Let's analyze the problem step by step.

The dartboard has 10 slices, each numbered from 1 to 10. Some are grey and some are white.

Question (a)

We need to find the probability that the dart lands on number 2.

Since there are 10 equally likely slices, the probability of landing on any specific number is: $\frac{1}{10}$

So, the probability that the dart lands on number 2 is: $\frac{1}{10}$

Question (b)

Now, we need to determine the probability that the dart lands on number 2, given that it lands on a white slice.

1. Identify White Slices: From the image, let's count the white slices.

   • The white slices appear to be numbered: 1, 2, 4, 5, 7 (5 slices total).

2. Conditional Probability Calculation: We are looking for the probability that the dart lands on number 2, given that it lands on a white slice.

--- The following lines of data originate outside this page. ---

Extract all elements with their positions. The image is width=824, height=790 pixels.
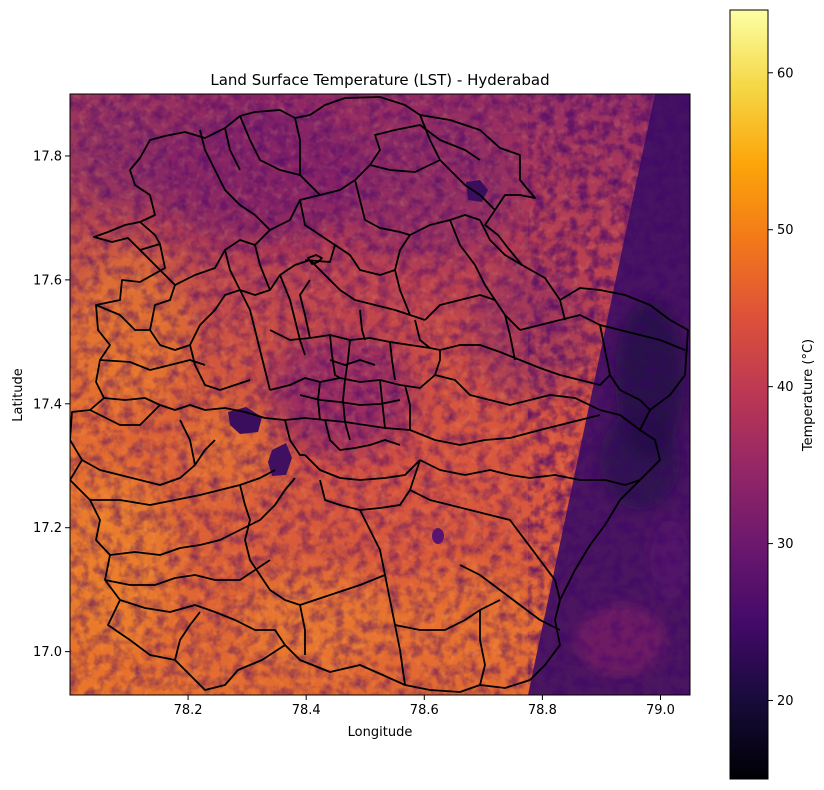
colorbar-tick-label: 20 — [777, 694, 794, 709]
y-tick-label: 17.8 — [33, 149, 62, 164]
colorbar-tick-label: 50 — [777, 223, 794, 238]
x-tick-label: 79.0 — [646, 703, 675, 718]
lst-raster — [70, 94, 690, 695]
x-tick-label: 78.6 — [410, 703, 439, 718]
colorbar-label: Temperature (°C) — [801, 339, 816, 452]
x-axis: 78.2 78.4 78.6 78.8 79.0 — [174, 695, 675, 718]
x-tick-label: 78.2 — [174, 703, 203, 718]
colorbar-tick-label: 60 — [777, 66, 794, 81]
y-axis-label: Latitude — [11, 368, 26, 422]
plot-frame — [69, 93, 691, 696]
colorbar — [729, 9, 769, 780]
y-tick-label: 17.4 — [33, 397, 62, 412]
x-tick-label: 78.4 — [292, 703, 321, 718]
colorbar-tick-label: 40 — [777, 380, 794, 395]
lake-south — [268, 443, 292, 476]
lake-southeast — [432, 528, 444, 544]
y-tick-label: 17.2 — [33, 521, 62, 536]
colorbar-tick-label: 30 — [777, 537, 794, 552]
y-axis: 17.0 17.2 17.4 17.6 17.8 — [33, 149, 70, 660]
colorbar-ticks: 20 30 40 50 60 — [768, 66, 794, 709]
y-tick-label: 17.0 — [33, 645, 62, 660]
y-tick-label: 17.6 — [33, 273, 62, 288]
x-tick-label: 78.8 — [528, 703, 557, 718]
district-boundaries — [70, 96, 689, 693]
x-axis-label: Longitude — [348, 725, 413, 740]
map-title: Land Surface Temperature (LST) - Hyderab… — [210, 71, 549, 89]
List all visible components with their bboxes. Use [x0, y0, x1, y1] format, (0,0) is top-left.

   Out of the 5 white slices, only one of them is number 2. Thus, the conditional probability is: $\frac{1}{5}$

Final Answers

• (a) Probability of landing on number 2: $\frac{1}{10}$
• (b) Probability of landing on number 2 given that it lands on a white slice: $\frac{1}{5}$

Would you like a further breakdown of these steps?

Additional Questions

1. How would the probabilities change if the dartboard had only 8 slices instead of 10?
2. What is the probability that the dart lands on a grey slice?
3. How would we calculate the probability of landing on an even-numbered slice?
4. If slice 2 was removed, what would be the probability of landing on slice 5?
5. Can you think of a way to generalize these probability problems to any number of slices?

Tip: In probability, always identify the total possible outcomes first, as this forms the basis of the probability fraction.